The Supreme Court of the State of New York, New York County, has denied a motion to dismiss filed by insurance company defendants, holding that a policy's "pending and prior proceedings" exclusion did not bar coverage for a qui tam action brought against an insured lender.  Ciena Capital LLC v. XL Spec. Ins. Co., No. 651452/2010 (N.Y. Sup. Ct. Mar. 26, 2012).  The court also concluded that an E&O exclusion for "[c]laims for the rendering of services to others for a fee" was ambiguous and did not bar coverage.

In September 2008, the insured lender became aware of a qui tam action brought against it.  According to the underlying complaint, the lender had engaged in fraudulent practices in connection with certain loans.  The lender tendered the claim to its insurers, which had issued separate management liability and professional liability policies.  The insurers denied coverage on the grounds that the qui tam action was "based upon, arising out of, directly or indirectly resulting from, [or] in consequence of" other proceedings and investigations that had commenced before the start of the policy period.  The insurers pointed to Securities and Exchange Commission (SEC) and U.S. Attorney investigations, charges against a vice president of the lender and a 2005 suit brought by the relators who brought the qui tam action.

Emphasizing the relaxed pleading standards at the motion to dismiss stage, the trial court denied the insurers' motion, concluding that "there is an issue of fact as to whether the Other Proceedings bear a substantial enough relationship to the [qui tam action]."  In particular, the court emphasized that the specific loans at issue in the qui tam action were not mentioned in any documentary evidence relating to the earlier proceedings.  In addition, the court noted that the indicted vice president had been charged with personal fraud, was not a defendant in the qui tam action and had not implicated the lender or its management in the charged misconduct.  Thus, the court concluded, "[t]hough the [insurers] have pointed to some similarities between the [qui tam action] and [the] Other Proceedings, they have not conclusively established that coverage . . . is barred by the Pending and Prior Proceedings Exclusion."
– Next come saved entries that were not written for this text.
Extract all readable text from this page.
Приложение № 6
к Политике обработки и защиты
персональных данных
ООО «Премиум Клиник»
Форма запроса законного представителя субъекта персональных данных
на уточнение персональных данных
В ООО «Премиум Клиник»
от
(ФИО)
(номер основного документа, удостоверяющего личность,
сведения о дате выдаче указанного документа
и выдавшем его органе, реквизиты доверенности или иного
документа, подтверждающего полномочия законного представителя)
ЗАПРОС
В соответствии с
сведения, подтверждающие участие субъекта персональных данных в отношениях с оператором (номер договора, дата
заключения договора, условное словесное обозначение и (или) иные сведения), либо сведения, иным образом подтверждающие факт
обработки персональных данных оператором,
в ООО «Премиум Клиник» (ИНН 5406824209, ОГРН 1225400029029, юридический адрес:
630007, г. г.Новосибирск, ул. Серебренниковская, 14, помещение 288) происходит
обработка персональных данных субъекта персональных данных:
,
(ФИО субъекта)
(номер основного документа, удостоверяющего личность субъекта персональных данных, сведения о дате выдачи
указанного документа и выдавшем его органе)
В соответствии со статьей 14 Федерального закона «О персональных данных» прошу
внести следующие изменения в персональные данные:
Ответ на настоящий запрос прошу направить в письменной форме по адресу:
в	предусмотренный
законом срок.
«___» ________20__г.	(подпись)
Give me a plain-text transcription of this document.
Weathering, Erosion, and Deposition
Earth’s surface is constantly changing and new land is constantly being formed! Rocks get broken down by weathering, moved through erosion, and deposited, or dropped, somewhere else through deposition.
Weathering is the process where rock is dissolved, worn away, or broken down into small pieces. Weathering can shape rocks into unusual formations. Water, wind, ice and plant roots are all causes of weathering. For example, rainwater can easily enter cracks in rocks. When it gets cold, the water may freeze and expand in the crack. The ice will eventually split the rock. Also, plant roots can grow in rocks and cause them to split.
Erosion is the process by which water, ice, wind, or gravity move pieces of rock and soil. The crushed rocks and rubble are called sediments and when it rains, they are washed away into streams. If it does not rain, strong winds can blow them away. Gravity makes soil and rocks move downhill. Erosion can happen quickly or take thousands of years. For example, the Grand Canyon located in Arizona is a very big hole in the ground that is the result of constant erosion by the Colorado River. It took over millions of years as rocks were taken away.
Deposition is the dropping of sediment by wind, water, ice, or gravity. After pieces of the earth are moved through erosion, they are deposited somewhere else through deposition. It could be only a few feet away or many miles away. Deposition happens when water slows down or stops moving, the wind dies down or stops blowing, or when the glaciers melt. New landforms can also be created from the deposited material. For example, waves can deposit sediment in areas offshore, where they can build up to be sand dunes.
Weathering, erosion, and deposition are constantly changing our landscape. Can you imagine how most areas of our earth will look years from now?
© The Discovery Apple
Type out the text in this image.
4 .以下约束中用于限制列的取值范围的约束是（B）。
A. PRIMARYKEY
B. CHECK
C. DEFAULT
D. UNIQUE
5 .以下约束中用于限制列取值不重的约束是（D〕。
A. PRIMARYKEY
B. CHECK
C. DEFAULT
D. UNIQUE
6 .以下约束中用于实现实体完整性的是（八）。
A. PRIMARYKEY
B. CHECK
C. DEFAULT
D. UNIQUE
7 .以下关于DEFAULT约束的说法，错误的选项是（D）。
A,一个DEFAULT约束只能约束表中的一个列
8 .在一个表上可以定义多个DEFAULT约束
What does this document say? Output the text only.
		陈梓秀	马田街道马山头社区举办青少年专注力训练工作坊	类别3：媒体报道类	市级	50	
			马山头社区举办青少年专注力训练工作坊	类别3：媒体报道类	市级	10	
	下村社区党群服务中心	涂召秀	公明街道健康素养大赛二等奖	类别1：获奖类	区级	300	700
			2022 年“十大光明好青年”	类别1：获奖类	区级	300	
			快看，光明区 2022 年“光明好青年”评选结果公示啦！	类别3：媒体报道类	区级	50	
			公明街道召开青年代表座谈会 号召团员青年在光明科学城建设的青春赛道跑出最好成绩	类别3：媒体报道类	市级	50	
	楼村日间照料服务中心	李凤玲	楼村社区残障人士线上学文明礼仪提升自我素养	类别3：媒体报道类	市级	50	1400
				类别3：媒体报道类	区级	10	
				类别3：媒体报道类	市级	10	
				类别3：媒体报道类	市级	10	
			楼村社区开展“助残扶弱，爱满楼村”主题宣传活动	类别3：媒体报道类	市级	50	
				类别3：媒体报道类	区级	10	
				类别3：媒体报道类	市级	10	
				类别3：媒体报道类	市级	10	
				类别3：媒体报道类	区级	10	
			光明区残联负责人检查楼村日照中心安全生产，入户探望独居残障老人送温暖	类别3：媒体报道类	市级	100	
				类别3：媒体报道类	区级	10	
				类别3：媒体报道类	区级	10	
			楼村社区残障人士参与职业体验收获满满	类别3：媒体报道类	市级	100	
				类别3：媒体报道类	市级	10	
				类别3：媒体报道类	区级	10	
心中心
The court next held that the management liability policy's E&O exclusion for "[c]laims for the rendering of services to others for a fee" did not support dismissal.  According to the court, the undefined term "services" did not unambiguously apply to the insured's loan origination and servicing activities.  If the insurers had intended to exclude claims arising from such activities, the court reasoned, they could have defined "services" to include loan origination and servicing as they did in the professional liability policy.  As a result, the court denied the insurers' motion to dismiss.